Sam movió afirmativamente la cabeza. Pero espera, pensó. Ya estaba planeando el anuncio que pondría a la puerta del restaurante: «El regreso de Lilith.» Podrían poner ocho velos en lugar de siete, como novedad, para mantenerles en suspenso durante más tiempo; o quizá los clientes prefiriesen seis y un desenlace rápido. No importaba. Lilith había vuelto. Irían a verla. ¡Y además se quedaba a vivir allí! ¿No era eso lo que él siempre había deseado? La veía suavizada por sus experiencias, comprendía lo que significaba un buen muchacho como Sam en comparación con galantes seductores. Podría ocupar la habitacioncita de arriba. Estaría arreglada sin la altanería de que hasta entonces había hecho gala. Ya no atribuiría un valor tan alto a sus favores, ¿no? Difícilmente podía esperar ahora que se casase con ella. Habría cambiado. Eso siempre las cambiaba.

Sam sonrió con satisfacción al verse a sí mismo subiendo la escalera en dirección a aquella pequeña habitación —que sería la de Lilith— encima del restaurante de Sam Marpit.

Frith no estaba preocupado. No tenía ninguna duda de que lograría atraer de nuevo a Lilith a la vieja relación. Su plan de matrimonio con Amanda había parecido conveniente, no sólo para él, sino también para Amanda. Era un hombre indolente y bien humorado al que le gustaba cambiar cuando podía; sin embargo, se sentía decepcionado e irritado por el hecho de que sus bien trazados planes se hubieran visto frustrados por dos mujeres.
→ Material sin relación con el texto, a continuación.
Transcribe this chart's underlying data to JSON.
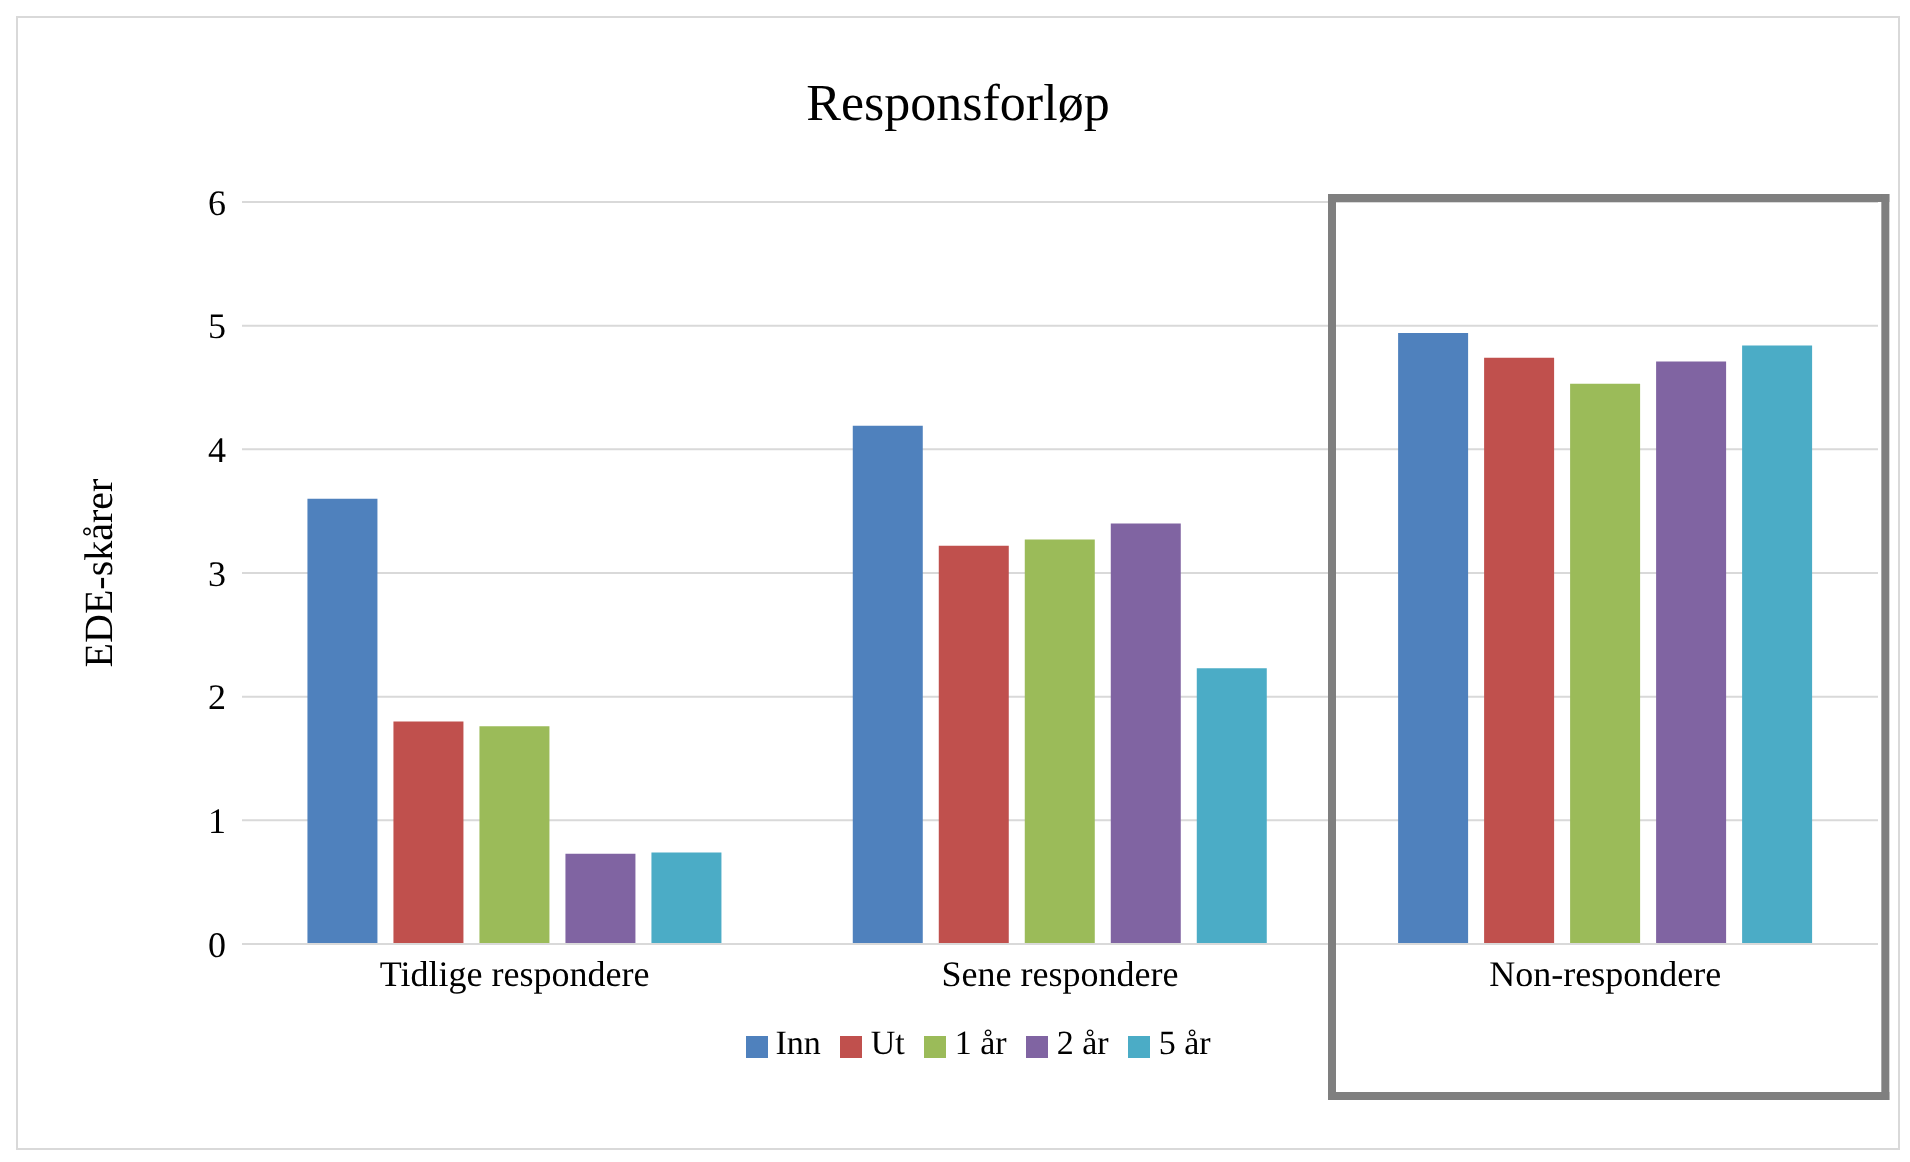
{
  "chart_data": {
    "type": "bar",
    "title": "Responsforløp",
    "ylabel": "EDE-skårer",
    "categories": [
      "Tidlige respondere",
      "Sene respondere",
      "Non-respondere"
    ],
    "series": [
      {
        "name": "Inn",
        "color": "#4f81bd",
        "values": [
          3.6,
          4.19,
          4.94
        ]
      },
      {
        "name": "Ut",
        "color": "#c0504d",
        "values": [
          1.8,
          3.22,
          4.74
        ]
      },
      {
        "name": "1 år",
        "color": "#9bbb59",
        "values": [
          1.76,
          3.27,
          4.53
        ]
      },
      {
        "name": "2 år",
        "color": "#8064a2",
        "values": [
          0.73,
          3.4,
          4.71
        ]
      },
      {
        "name": "5 år",
        "color": "#4bacc6",
        "values": [
          0.74,
          2.23,
          4.84
        ]
      }
    ],
    "ylim": [
      0,
      6
    ],
    "yticks": [
      0,
      1,
      2,
      3,
      4,
      5,
      6
    ],
    "grid": "y",
    "legend": "bottom"
  }
}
Había sabido por Amanda que Lilith había decidido instalarse en el restaurante, ya que había dicho que, sin duda, Amanda no tardaría en abandonar la habitación que ocupaban en casa de los Murphy.
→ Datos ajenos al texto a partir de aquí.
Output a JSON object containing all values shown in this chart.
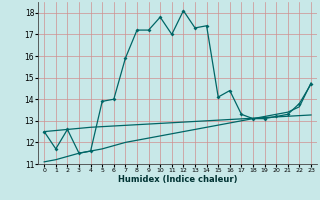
{
  "xlabel": "Humidex (Indice chaleur)",
  "bg_color": "#c8e8e8",
  "grid_color": "#d09090",
  "line_color": "#006666",
  "ylim": [
    11,
    18.5
  ],
  "xlim": [
    -0.5,
    23.5
  ],
  "yticks": [
    11,
    12,
    13,
    14,
    15,
    16,
    17,
    18
  ],
  "xticks": [
    0,
    1,
    2,
    3,
    4,
    5,
    6,
    7,
    8,
    9,
    10,
    11,
    12,
    13,
    14,
    15,
    16,
    17,
    18,
    19,
    20,
    21,
    22,
    23
  ],
  "series1_x": [
    0,
    1,
    2,
    3,
    4,
    5,
    6,
    7,
    8,
    9,
    10,
    11,
    12,
    13,
    14,
    15,
    16,
    17,
    18,
    19,
    20,
    21,
    22,
    23
  ],
  "series1_y": [
    12.5,
    11.7,
    12.6,
    11.5,
    11.6,
    13.9,
    14.0,
    15.9,
    17.2,
    17.2,
    17.8,
    17.0,
    18.1,
    17.3,
    17.4,
    14.1,
    14.4,
    13.3,
    13.1,
    13.1,
    13.2,
    13.3,
    13.8,
    14.7
  ],
  "series2_x": [
    0,
    1,
    2,
    3,
    4,
    5,
    6,
    7,
    8,
    9,
    10,
    11,
    12,
    13,
    14,
    15,
    16,
    17,
    18,
    19,
    20,
    21,
    22,
    23
  ],
  "series2_y": [
    12.5,
    12.55,
    12.6,
    12.65,
    12.7,
    12.73,
    12.76,
    12.79,
    12.82,
    12.85,
    12.88,
    12.91,
    12.94,
    12.97,
    13.0,
    13.03,
    13.06,
    13.09,
    13.12,
    13.15,
    13.18,
    13.21,
    13.24,
    13.27
  ],
  "series3_x": [
    0,
    1,
    2,
    3,
    4,
    5,
    6,
    7,
    8,
    9,
    10,
    11,
    12,
    13,
    14,
    15,
    16,
    17,
    18,
    19,
    20,
    21,
    22,
    23
  ],
  "series3_y": [
    11.1,
    11.2,
    11.35,
    11.5,
    11.6,
    11.7,
    11.85,
    12.0,
    12.1,
    12.2,
    12.3,
    12.4,
    12.5,
    12.6,
    12.7,
    12.8,
    12.9,
    13.0,
    13.1,
    13.2,
    13.3,
    13.4,
    13.65,
    14.75
  ]
}
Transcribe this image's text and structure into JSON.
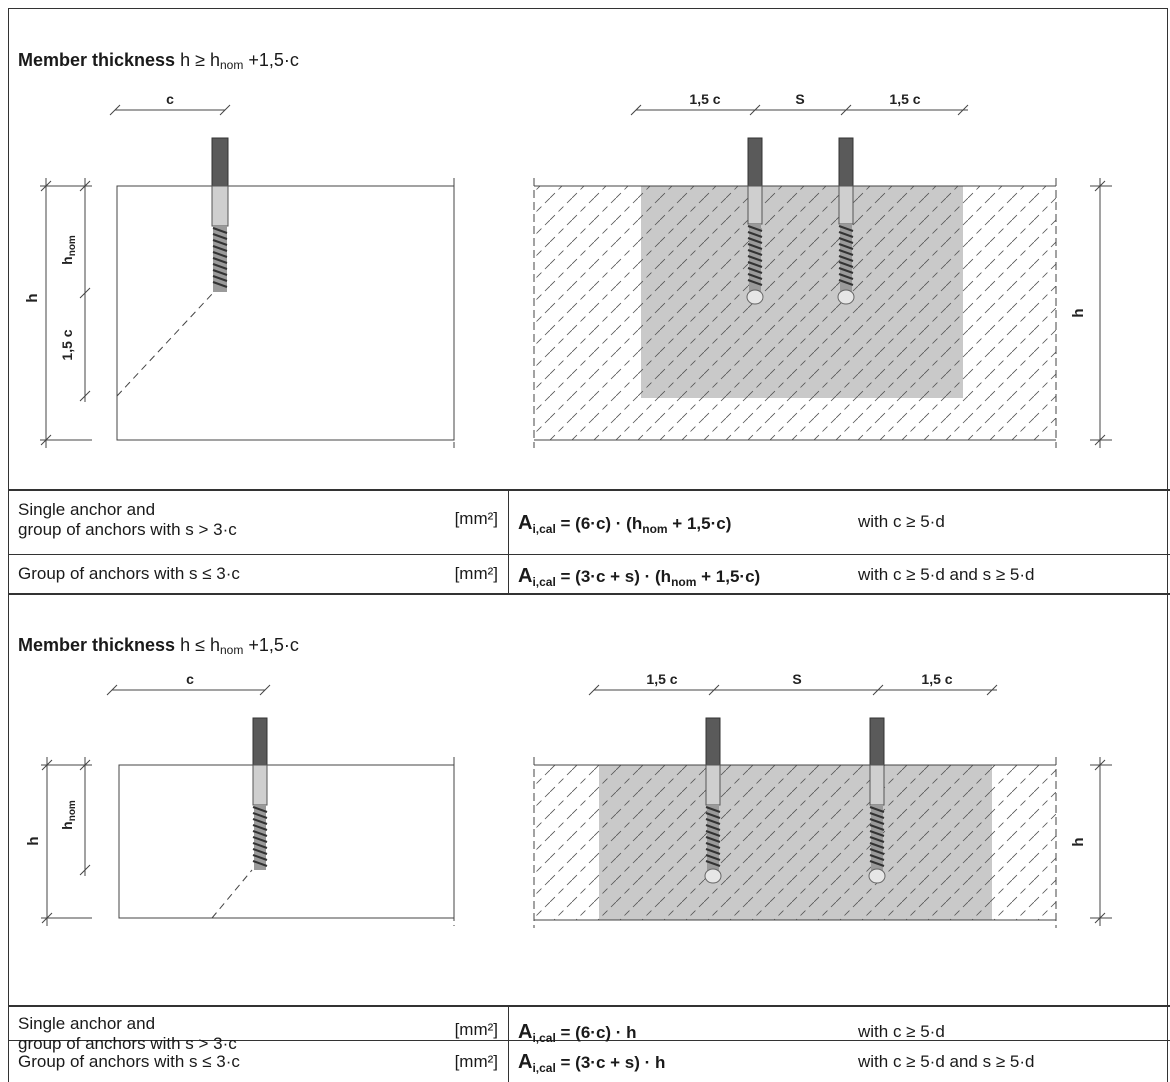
{
  "section1": {
    "title_bold": "Member thickness",
    "title_rest": "h ≥ h",
    "title_sub": "nom",
    "title_tail": " +1,5·c",
    "left": {
      "dim_top": "c",
      "dim_h": "h",
      "dim_hnom": "h",
      "dim_hnom_sub": "nom",
      "dim_15c": "1,5 c"
    },
    "right": {
      "dim_left": "1,5 c",
      "dim_s": "S",
      "dim_right": "1,5 c",
      "dim_h": "h"
    },
    "rows": [
      {
        "label_line1": "Single anchor and",
        "label_line2": "group of anchors with s > 3·c",
        "unit": "[mm²]",
        "formula_a": "A",
        "formula_sub": "i,cal",
        "formula_rest": " = (6·c) · (h",
        "formula_sub2": "nom",
        "formula_tail": " + 1,5·c)",
        "condition": "with c ≥ 5·d"
      },
      {
        "label_line1": "Group of anchors with s ≤ 3·c",
        "label_line2": "",
        "unit": "[mm²]",
        "formula_a": "A",
        "formula_sub": "i,cal",
        "formula_rest": " = (3·c + s) · (h",
        "formula_sub2": "nom",
        "formula_tail": " + 1,5·c)",
        "condition": "with c ≥ 5·d and s ≥ 5·d"
      }
    ]
  },
  "section2": {
    "title_bold": "Member thickness",
    "title_rest": "h ≤ h",
    "title_sub": "nom",
    "title_tail": " +1,5·c",
    "left": {
      "dim_top": "c",
      "dim_h": "h",
      "dim_hnom": "h",
      "dim_hnom_sub": "nom"
    },
    "right": {
      "dim_left": "1,5 c",
      "dim_s": "S",
      "dim_right": "1,5 c",
      "dim_h": "h"
    },
    "rows": [
      {
        "label_line1": "Single anchor and",
        "label_line2": "group of anchors with s > 3·c",
        "unit": "[mm²]",
        "formula_a": "A",
        "formula_sub": "i,cal",
        "formula_rest": " = (6·c) · h",
        "formula_sub2": "",
        "formula_tail": "",
        "condition": "with c ≥ 5·d"
      },
      {
        "label_line1": "Group of anchors with s ≤ 3·c",
        "label_line2": "",
        "unit": "[mm²]",
        "formula_a": "A",
        "formula_sub": "i,cal",
        "formula_rest": " = (3·c + s) · h",
        "formula_sub2": "",
        "formula_tail": "",
        "condition": "with c ≥ 5·d and s ≥ 5·d"
      }
    ]
  }
}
Así que Frith se dirigió al restaurante en busca de Lilith.

Se quedó para verla ejecutar la danza de los velos; le recordaba muchos momentos íntimos; ella era completamente sensual... manifestaba en la danza su auténtica personalidad. ¿Por qué no había nacido en su esfera social? Al contemplarla se sintió tentado a casarse con ella, a pesar de todo. Naturalmente, eso significaría su suicidio social. Ya era bastante malo trabajar, pues la sociedad consideraba que al trabajar se perdía el estatus de caballero. Había pensado que era capaz de superar eso. Poseía ingenio y atractivo suficientes para llegar a dondequiera que quisiese ir; pero un matrimonio inconveniente significaría el final de esa carrera particular que proyectaba seguir.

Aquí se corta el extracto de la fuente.